All these myriad tasks are to be performed by a local
woman who is to serve one village or population of
one thousand. The minimum qualification has been set
at eight years of completed schooling. This rigid
requirement has been placed even though there are
several parts of the country, especially in tribal
and underdeveloped areas that need such intervention
the most, where there are no literate women, much
less women who have completed elementary school.
Once chosen, the ASHA receives a total of 23 days
of training in separate modules, before being sent
back to fulfil her responsibilities. It is hard to
imagine how a mere few weeks of “training” in typical
government format can create all these capacities,
especially when the ASHA is also expected to diagnose
and treat minor ailments and recognise more serious
illnesses.
And, having been thus chosen and trained, and then
made to perform all these complex and demanding tasks,
what is her remuneration? Amazingly, nothing at all!
The NRHM envisages that the “ASHA would be an honorary
volunteer and would not receive any salary or honorarium.
Her work would be so tailored that it does not interfere
with her normal livelihood.”
There is some grudging acceptance that ASHAs can be
compensated for the period they spend in training,
but only at the venue of the training and by day of
attendance. Any other remuneration can only come in
the form of the monetary incentives that are given
as part of specific programmes such as immunisation.
Some state governments have instituted payments to
the ASHA, but in no case do they exceed Rs 1000 per
month. And usually the ASHAs get much less, only around
Rs 500 per month at most.
Yet in most cases, fulfilling all their responsibilities
would require the ASHAs to work for more than eight
hours a day as well as at odd times, given the unexpected
nature of sickness, deliveries, etc. All this is supposed
to be done out of a sense of idealism and community
feeling, trading on the time-worn stereotype of caring
woman who serve their families and communities selflessly
without any thought of return.
It is appalling to think that such a major and massive
programme could be designed and launched by explicitly
relying on the unpaid labour of so many women – already
nearly 500,000 ASHAs have been recruited, and now
there is talk of launching an Urban Health Mission
with USHAs.
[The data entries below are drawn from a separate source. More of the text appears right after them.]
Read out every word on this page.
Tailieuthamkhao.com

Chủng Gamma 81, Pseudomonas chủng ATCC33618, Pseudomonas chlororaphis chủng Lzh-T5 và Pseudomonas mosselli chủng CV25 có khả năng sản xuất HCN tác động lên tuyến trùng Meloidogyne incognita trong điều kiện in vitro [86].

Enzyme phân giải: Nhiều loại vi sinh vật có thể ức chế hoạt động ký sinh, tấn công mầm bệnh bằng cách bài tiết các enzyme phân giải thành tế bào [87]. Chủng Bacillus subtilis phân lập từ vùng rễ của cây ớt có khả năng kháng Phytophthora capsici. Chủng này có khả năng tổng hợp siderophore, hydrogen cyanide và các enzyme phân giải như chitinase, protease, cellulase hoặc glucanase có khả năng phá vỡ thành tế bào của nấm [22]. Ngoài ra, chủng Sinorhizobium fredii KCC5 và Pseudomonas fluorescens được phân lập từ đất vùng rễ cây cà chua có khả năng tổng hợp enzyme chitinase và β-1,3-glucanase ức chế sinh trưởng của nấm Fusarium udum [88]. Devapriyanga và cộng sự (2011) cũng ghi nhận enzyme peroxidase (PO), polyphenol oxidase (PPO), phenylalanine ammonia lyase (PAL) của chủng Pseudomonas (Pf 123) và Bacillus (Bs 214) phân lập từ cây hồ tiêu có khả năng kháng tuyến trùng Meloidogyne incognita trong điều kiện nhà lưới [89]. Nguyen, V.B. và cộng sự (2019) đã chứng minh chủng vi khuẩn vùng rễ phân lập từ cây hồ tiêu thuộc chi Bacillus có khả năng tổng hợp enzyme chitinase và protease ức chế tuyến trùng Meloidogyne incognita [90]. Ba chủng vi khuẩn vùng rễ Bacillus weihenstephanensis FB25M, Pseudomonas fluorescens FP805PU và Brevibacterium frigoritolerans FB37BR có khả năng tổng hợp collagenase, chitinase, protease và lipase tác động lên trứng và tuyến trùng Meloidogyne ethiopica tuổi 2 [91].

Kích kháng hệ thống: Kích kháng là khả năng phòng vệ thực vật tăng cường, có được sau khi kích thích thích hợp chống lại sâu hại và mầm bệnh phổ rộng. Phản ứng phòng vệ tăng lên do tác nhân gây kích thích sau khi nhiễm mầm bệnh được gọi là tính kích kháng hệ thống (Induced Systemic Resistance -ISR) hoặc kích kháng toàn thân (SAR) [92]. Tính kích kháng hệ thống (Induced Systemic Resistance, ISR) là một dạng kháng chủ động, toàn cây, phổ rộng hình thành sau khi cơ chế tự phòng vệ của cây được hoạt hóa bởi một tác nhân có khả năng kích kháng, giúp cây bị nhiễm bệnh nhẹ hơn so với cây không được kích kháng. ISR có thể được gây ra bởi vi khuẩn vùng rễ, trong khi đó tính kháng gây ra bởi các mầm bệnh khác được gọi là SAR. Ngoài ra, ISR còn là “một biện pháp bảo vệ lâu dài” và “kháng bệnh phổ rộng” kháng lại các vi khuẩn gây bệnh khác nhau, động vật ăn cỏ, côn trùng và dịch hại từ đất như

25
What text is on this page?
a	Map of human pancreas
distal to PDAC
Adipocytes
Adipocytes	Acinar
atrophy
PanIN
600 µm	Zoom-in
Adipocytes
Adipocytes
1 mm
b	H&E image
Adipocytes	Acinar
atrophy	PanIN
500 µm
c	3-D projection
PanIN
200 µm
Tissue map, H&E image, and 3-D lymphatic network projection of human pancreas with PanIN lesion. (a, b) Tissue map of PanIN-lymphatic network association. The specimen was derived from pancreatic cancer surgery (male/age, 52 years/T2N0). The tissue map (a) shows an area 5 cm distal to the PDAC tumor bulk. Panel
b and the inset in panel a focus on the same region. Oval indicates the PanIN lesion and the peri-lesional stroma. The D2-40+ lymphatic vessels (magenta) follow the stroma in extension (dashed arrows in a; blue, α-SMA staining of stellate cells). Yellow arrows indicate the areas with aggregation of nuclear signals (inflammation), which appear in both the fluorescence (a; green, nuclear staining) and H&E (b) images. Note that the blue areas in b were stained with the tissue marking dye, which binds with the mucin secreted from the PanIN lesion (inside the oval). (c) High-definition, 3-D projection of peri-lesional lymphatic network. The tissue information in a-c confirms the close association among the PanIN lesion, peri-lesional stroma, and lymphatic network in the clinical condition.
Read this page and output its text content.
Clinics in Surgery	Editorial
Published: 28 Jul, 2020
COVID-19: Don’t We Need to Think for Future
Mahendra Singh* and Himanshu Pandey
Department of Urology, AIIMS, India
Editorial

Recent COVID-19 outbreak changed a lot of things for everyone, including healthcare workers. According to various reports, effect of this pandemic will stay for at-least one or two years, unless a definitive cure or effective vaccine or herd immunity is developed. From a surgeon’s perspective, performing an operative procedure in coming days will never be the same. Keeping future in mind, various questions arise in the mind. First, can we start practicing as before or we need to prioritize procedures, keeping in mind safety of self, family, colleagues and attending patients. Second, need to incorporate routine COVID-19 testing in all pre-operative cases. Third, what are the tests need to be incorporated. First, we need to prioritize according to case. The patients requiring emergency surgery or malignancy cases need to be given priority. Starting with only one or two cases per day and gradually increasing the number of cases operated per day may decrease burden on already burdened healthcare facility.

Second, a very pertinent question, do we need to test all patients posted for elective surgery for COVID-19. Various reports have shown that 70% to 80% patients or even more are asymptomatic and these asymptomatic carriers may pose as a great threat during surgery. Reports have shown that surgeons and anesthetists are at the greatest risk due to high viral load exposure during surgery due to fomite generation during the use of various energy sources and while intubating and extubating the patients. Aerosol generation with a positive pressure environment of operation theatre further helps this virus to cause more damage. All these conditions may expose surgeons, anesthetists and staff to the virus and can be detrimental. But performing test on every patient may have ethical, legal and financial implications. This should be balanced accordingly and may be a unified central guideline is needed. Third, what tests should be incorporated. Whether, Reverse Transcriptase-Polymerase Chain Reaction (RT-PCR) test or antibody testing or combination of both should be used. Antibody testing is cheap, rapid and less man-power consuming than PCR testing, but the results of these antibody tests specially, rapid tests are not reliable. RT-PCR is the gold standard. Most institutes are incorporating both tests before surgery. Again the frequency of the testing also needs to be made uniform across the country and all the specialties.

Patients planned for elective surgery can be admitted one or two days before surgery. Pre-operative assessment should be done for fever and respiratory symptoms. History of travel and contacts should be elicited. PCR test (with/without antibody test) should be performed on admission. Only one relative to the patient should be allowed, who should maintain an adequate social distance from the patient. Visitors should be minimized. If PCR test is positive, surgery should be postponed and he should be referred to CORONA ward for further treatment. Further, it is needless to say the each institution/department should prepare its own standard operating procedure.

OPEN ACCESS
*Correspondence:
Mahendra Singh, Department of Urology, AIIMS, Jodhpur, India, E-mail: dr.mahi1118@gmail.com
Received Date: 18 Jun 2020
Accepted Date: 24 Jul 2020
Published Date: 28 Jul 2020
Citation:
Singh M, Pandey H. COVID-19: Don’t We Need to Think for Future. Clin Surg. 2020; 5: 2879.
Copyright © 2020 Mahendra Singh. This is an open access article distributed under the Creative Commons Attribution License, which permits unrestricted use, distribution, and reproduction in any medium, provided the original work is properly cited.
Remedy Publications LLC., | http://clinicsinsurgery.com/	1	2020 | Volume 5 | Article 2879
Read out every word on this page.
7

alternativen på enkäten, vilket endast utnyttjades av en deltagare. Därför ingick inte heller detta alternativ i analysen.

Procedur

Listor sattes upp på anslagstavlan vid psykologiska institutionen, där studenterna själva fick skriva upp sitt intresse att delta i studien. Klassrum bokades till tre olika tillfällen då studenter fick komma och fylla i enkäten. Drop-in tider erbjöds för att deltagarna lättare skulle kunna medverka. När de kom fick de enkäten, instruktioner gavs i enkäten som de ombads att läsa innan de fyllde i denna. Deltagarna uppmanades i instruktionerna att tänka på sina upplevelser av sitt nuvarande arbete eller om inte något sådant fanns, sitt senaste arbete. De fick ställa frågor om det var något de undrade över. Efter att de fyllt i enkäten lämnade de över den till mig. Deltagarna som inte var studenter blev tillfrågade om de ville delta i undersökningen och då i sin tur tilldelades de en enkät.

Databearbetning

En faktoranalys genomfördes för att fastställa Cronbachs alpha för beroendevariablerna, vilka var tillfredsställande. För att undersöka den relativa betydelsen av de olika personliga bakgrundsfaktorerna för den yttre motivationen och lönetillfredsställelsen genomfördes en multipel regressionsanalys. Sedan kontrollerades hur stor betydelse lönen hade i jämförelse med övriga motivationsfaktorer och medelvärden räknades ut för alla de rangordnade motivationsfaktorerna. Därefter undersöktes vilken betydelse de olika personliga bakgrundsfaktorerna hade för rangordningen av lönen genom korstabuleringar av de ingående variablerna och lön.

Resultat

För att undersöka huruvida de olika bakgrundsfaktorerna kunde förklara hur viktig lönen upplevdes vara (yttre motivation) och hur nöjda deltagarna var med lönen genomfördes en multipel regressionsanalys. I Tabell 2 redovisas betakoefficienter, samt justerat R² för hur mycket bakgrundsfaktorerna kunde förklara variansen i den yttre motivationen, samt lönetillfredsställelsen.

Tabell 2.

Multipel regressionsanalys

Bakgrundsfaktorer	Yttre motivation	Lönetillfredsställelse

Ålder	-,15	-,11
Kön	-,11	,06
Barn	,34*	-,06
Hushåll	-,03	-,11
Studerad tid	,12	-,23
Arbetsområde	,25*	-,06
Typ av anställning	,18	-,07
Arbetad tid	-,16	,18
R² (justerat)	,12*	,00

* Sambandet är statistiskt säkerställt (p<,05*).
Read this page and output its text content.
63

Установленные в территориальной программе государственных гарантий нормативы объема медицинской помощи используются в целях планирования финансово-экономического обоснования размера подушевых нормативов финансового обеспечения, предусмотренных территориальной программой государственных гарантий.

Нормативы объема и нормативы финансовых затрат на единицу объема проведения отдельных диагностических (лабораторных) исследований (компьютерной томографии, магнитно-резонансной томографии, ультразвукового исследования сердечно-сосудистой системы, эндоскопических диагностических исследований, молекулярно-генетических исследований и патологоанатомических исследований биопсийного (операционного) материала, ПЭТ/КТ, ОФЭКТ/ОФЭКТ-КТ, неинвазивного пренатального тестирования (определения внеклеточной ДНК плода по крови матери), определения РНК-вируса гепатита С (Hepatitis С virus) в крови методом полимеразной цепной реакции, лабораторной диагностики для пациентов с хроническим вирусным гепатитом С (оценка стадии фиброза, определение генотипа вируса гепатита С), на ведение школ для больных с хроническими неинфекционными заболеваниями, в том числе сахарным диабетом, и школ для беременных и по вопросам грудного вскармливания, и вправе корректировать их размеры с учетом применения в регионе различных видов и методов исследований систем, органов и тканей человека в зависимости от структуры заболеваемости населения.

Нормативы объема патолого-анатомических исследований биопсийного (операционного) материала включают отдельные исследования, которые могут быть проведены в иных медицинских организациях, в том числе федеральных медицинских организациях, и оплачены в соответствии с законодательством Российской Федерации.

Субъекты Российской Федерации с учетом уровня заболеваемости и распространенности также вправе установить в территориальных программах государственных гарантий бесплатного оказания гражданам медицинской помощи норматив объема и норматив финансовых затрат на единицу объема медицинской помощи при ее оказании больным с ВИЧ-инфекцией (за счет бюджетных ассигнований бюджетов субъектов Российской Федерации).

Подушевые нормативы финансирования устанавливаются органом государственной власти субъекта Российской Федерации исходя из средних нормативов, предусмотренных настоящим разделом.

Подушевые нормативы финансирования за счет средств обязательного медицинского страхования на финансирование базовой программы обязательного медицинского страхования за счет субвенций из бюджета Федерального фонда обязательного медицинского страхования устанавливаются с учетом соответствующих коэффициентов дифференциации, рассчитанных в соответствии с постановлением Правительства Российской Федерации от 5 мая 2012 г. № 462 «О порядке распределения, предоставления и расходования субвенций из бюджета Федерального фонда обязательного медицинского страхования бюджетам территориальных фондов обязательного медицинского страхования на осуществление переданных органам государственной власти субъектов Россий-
The bureaucrats who administer this programme
are only too happy to be the beneficiaries of periodic
Pay Commission awards that allow their own salaries
to rise faster than inflation. But when it comes to
ensuring such essential health services to the people,
the women who bear almost the entire responsibility
for delivery are to be deprived of minimally adequate
remuneration. This combination of cynicism and miserliness
does not augur well for the success of the programme.